In the 1980s, during the summer, I was an instructor for State University of New York College at Cortland for their 2 week Outdoor Practicum a course required for all Recreation and Leisure Studies majors. The students stayed at Camp Huntington on Raquette Lake in the Adirondacks which is owned by the College. During the first week students were taught outdoor skills they would use the following week. When the instruction was finished students were placed into groups of 8 to 10, assigned a staff member and then taken on a 6 day wilderness experience where they used the skills they had learned. Travel was almost always by canoe, portaging between lakes.

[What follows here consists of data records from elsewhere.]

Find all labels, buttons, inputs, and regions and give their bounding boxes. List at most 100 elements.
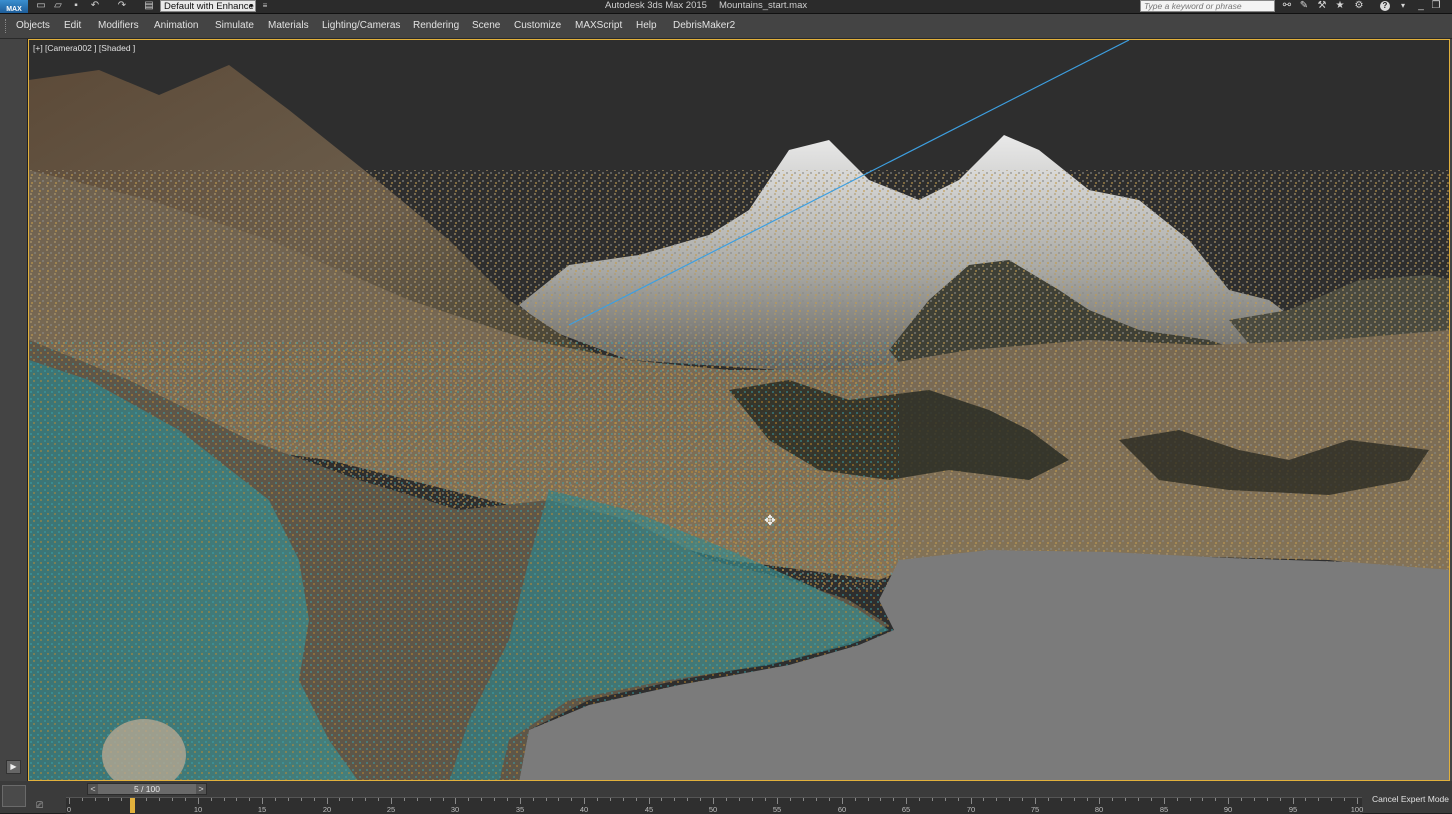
new-file-icon[interactable]: ▭: [35, 1, 47, 11]
timeline-tick: [1357, 798, 1358, 804]
timeline-tick: [726, 798, 727, 801]
menu-customize[interactable]: Customize: [514, 14, 561, 38]
timeline-tick: [558, 798, 559, 801]
menu-simulate[interactable]: Simulate: [215, 14, 254, 38]
frame-slider[interactable]: < 5 / 100 >: [87, 783, 207, 795]
info-center-icon[interactable]: ⚒: [1315, 0, 1329, 12]
move-cursor-icon: ✥: [764, 512, 776, 528]
star-icon[interactable]: ★: [1333, 0, 1347, 12]
timeline-tick: [816, 798, 817, 801]
restore-icon[interactable]: ❐: [1429, 0, 1443, 12]
timeline-tick: [649, 798, 650, 804]
timeline-track[interactable]: 0 10 15 20 25 30 35 40 45 50 55 60 65 70 75 80 85 90 95 100: [66, 797, 1363, 814]
timeline-tick: [636, 798, 637, 801]
timeline-tick: [121, 798, 122, 801]
timeline-tick: [455, 798, 456, 804]
cancel-expert-mode-button[interactable]: Cancel Expert Mode: [1372, 794, 1449, 804]
tools-icon[interactable]: ✎: [1297, 0, 1311, 12]
timeline-tick: [880, 798, 881, 801]
timeline-tick: [906, 798, 907, 804]
timeline-tick: [249, 798, 250, 801]
binoculars-icon[interactable]: ⚯: [1280, 0, 1294, 12]
timeline-tick: [1112, 798, 1113, 801]
frame-counter[interactable]: 5 / 100: [98, 784, 196, 794]
timeline-tick: [1035, 798, 1036, 804]
time-marker[interactable]: [130, 798, 135, 813]
dropdown-menu-icon[interactable]: ≡: [259, 1, 271, 11]
timeline-tick: [623, 798, 624, 801]
menu-animation[interactable]: Animation: [154, 14, 198, 38]
prev-frame-icon[interactable]: <: [88, 784, 98, 794]
open-file-icon[interactable]: ▱: [52, 1, 64, 11]
left-command-strip: [0, 39, 28, 781]
timeline-tick: [842, 798, 843, 804]
timeline-tick: [1177, 798, 1178, 801]
timeline-tick: [275, 798, 276, 801]
timeline-tick: [661, 798, 662, 801]
timeline-tick: [404, 798, 405, 801]
menu-modifiers[interactable]: Modifiers: [98, 14, 139, 38]
timeline-tick: [597, 798, 598, 801]
chevron-down-icon[interactable]: ▾: [1396, 0, 1410, 12]
viewport-label[interactable]: [+] [Camera002 ] [Shaded ]: [33, 43, 135, 53]
maxscript-listener-button[interactable]: [2, 785, 26, 807]
timeline-tick: [159, 798, 160, 801]
gear-icon[interactable]: ⚙: [1352, 0, 1366, 12]
menu-debrismaker2[interactable]: DebrisMaker2: [673, 14, 735, 38]
timeline-tick: [314, 798, 315, 801]
window-title: Autodesk 3ds Max 2015 Mountains_start.max: [605, 0, 807, 12]
minimize-icon[interactable]: _: [1414, 0, 1428, 12]
search-input[interactable]: Type a keyword or phrase: [1140, 0, 1275, 12]
timeline-tick: [1151, 798, 1152, 801]
scene-render: [29, 40, 1449, 780]
timeline-tick: [1215, 798, 1216, 801]
timeline-tick: [1293, 798, 1294, 804]
timeline-tick: [1241, 798, 1242, 801]
chevron-down-icon: ▾: [249, 3, 253, 10]
timeline-tick: [301, 798, 302, 801]
timeline-tick: [1254, 798, 1255, 801]
help-icon[interactable]: ?: [1380, 1, 1390, 11]
timeline-tick: [352, 798, 353, 801]
menu-lighting-cameras[interactable]: Lighting/Cameras: [322, 14, 400, 38]
next-frame-icon[interactable]: >: [196, 784, 206, 794]
play-expand-icon[interactable]: ▶: [6, 760, 21, 774]
timeline-tick: [82, 798, 83, 801]
menu-rendering[interactable]: Rendering: [413, 14, 459, 38]
timeline-tick: [443, 798, 444, 801]
workspace-select[interactable]: Default with Enhance ▾: [160, 0, 256, 12]
timeline-tick: [1344, 798, 1345, 801]
timeline-tick: [533, 798, 534, 801]
listener-icon[interactable]: ⎚: [36, 799, 48, 811]
search-placeholder: Type a keyword or phrase: [1144, 1, 1242, 11]
camera-viewport[interactable]: [+] [Camera002 ] [Shaded ] ✥: [28, 39, 1450, 781]
timeline-tick: [1228, 798, 1229, 804]
project-folder-icon[interactable]: ▤: [143, 1, 155, 11]
timeline-tick: [571, 798, 572, 801]
workspace-value: Default with Enhance: [164, 1, 254, 12]
timeline-tick: [983, 798, 984, 801]
menu-objects[interactable]: Objects: [16, 14, 50, 38]
menu-maxscript[interactable]: MAXScript: [575, 14, 622, 38]
app-logo-icon[interactable]: MAX: [0, 0, 28, 13]
timeline-tick: [971, 798, 972, 804]
file-name: Mountains_start.max: [718, 0, 808, 11]
timeline-tick: [494, 798, 495, 801]
undo-icon[interactable]: ↶: [89, 1, 101, 11]
save-icon[interactable]: ▪: [70, 1, 82, 11]
title-bar: MAX ▭ ▱ ▪ ↶ ↷ ▤ Default with Enhance ▾ ≡…: [0, 0, 1452, 14]
menu-materials[interactable]: Materials: [268, 14, 309, 38]
timeline-tick: [69, 798, 70, 804]
timeline-tick: [893, 798, 894, 801]
menu-help[interactable]: Help: [636, 14, 657, 38]
timeline-tick: [1267, 798, 1268, 801]
menu-edit[interactable]: Edit: [64, 14, 81, 38]
timeline-tick: [236, 798, 237, 801]
timeline-tick: [288, 798, 289, 801]
timeline-tick: [1074, 798, 1075, 801]
menu-scene[interactable]: Scene: [472, 14, 500, 38]
timeline-tick: [146, 798, 147, 801]
timeline-tick: [1164, 798, 1165, 804]
timeline-tick: [868, 798, 869, 801]
redo-icon[interactable]: ↷: [116, 1, 128, 11]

One summer I had a young woman assigned to my group who was legally blind. Prior to our trip she and I met privately to discuss what her expectations were for the experience. I had noticed while we were in camp she could be very defensive and abrasive at times when others tried to assist her. I felt she failed to grasp that they were only trying to help. She was very upfront with me about being allowed to do things herself. We agreed that I would not step in to help unless she asked for assistance. In return, she promised to do whatever I asked of her immediately and without hesitation. There were some potentially dangerous pitfalls on the route where immediate compliance might be necessary for safety.
The trip we devised would incorporate an opportunity for her to use as many of her senses as possible. We climbed down to Raquette Falls so she could feel the spray from the rapids on her face and listen to the roar of the water. We climbed a mountain called Ampersand near Middle Saranac Lake. The climb is very demanding and lasted several hours even for able-bodied individuals. The trip proved to be a great success and I remember to this day her telling me on the summit of Ampersand, “Now I know I can do anything if I put my mind to it.”

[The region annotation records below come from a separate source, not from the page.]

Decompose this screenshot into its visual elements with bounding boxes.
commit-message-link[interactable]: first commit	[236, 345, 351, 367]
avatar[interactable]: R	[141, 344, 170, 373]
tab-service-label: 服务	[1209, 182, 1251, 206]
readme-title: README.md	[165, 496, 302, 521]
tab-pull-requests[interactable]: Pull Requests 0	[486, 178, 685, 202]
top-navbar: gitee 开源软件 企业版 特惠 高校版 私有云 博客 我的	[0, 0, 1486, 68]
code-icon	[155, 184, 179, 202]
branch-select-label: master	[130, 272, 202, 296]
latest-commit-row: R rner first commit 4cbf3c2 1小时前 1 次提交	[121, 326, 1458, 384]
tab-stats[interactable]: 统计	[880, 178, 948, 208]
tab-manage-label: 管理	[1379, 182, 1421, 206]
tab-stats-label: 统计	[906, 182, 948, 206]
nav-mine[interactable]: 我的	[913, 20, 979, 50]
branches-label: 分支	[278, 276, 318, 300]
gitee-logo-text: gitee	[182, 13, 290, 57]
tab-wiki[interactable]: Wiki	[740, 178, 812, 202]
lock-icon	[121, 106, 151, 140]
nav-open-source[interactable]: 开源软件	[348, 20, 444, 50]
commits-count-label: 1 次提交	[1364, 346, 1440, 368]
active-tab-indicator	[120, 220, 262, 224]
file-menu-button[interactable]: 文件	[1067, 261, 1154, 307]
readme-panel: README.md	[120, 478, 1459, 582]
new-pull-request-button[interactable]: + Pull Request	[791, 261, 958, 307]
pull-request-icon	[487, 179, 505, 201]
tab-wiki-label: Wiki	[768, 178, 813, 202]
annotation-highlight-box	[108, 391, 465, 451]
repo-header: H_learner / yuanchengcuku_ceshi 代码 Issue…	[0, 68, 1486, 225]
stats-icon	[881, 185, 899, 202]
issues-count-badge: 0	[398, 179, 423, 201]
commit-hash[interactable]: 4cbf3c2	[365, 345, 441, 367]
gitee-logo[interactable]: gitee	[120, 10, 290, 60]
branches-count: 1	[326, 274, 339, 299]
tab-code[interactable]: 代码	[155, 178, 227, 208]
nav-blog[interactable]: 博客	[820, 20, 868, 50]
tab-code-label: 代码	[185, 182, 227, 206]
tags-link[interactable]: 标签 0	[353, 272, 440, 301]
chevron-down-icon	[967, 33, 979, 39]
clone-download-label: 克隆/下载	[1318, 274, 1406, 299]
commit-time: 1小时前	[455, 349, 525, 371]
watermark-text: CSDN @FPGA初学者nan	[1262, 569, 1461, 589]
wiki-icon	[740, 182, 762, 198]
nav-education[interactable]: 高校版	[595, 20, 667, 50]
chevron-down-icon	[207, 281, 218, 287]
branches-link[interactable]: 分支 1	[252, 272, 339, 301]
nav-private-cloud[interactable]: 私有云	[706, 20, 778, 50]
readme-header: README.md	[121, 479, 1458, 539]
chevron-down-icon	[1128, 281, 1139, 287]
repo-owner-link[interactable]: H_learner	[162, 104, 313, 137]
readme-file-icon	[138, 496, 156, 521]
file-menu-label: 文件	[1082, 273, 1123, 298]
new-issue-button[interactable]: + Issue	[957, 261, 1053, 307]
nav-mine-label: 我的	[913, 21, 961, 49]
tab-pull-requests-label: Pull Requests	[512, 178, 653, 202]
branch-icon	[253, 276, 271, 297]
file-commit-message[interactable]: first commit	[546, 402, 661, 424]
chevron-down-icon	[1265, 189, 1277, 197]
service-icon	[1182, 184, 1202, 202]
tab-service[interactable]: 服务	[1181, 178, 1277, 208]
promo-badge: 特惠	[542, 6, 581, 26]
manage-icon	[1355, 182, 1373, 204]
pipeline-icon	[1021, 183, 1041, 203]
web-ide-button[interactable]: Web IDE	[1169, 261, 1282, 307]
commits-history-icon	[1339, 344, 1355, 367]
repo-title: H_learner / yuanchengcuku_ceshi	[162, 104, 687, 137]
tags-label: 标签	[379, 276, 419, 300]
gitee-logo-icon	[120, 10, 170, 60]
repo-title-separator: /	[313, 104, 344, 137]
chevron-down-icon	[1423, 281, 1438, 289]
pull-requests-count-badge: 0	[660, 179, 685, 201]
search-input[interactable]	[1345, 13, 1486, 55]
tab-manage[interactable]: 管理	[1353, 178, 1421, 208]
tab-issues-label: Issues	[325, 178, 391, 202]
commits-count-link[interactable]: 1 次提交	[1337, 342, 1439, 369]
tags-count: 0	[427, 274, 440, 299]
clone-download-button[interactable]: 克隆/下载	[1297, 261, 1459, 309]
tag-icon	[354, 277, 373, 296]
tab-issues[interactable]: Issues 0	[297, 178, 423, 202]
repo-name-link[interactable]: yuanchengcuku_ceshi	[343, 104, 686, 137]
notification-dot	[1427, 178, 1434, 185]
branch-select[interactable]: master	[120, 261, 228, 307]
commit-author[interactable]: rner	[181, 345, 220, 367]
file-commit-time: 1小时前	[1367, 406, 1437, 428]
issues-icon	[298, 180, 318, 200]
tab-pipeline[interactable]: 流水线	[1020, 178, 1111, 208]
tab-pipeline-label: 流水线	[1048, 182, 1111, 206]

How ironic that I now find myself in the same situation with people often offering to help me do whatever it is I’m trying to do. It’s been my observation almost everyone’s gestures are well intended. Most want to convey their empathy, but sometimes I have to remind myself of that. They don’t realize their effort could be misinterpreted as, “I don’t think you can do things for yourself”; for example, when a waitress asks my wife what I would like to order, implying I am totally incapacitated by my disability. When I talk to a group I always drop a piece of paper on the floor. Ninety-nine percent of the time someone moves to pick it up for me. My wife usually intercedes to stop them. When I’m ready, I pick it up using my paper-pick-up tool. I drop a bottle of soda, a piece of a jigsaw puzzle, a book and one by one pick them up; in public schools the audience usually applauds. I tell them these are not tricks but rather ways that I have developed to function independently. I like to say disability does not mean inability. People need to understand that members of the disabled community are not totally helpless. And members of the disabled community need to remember people offering to help only have the best of intentions. So remember to tell people, “If I need help I’ll ask.”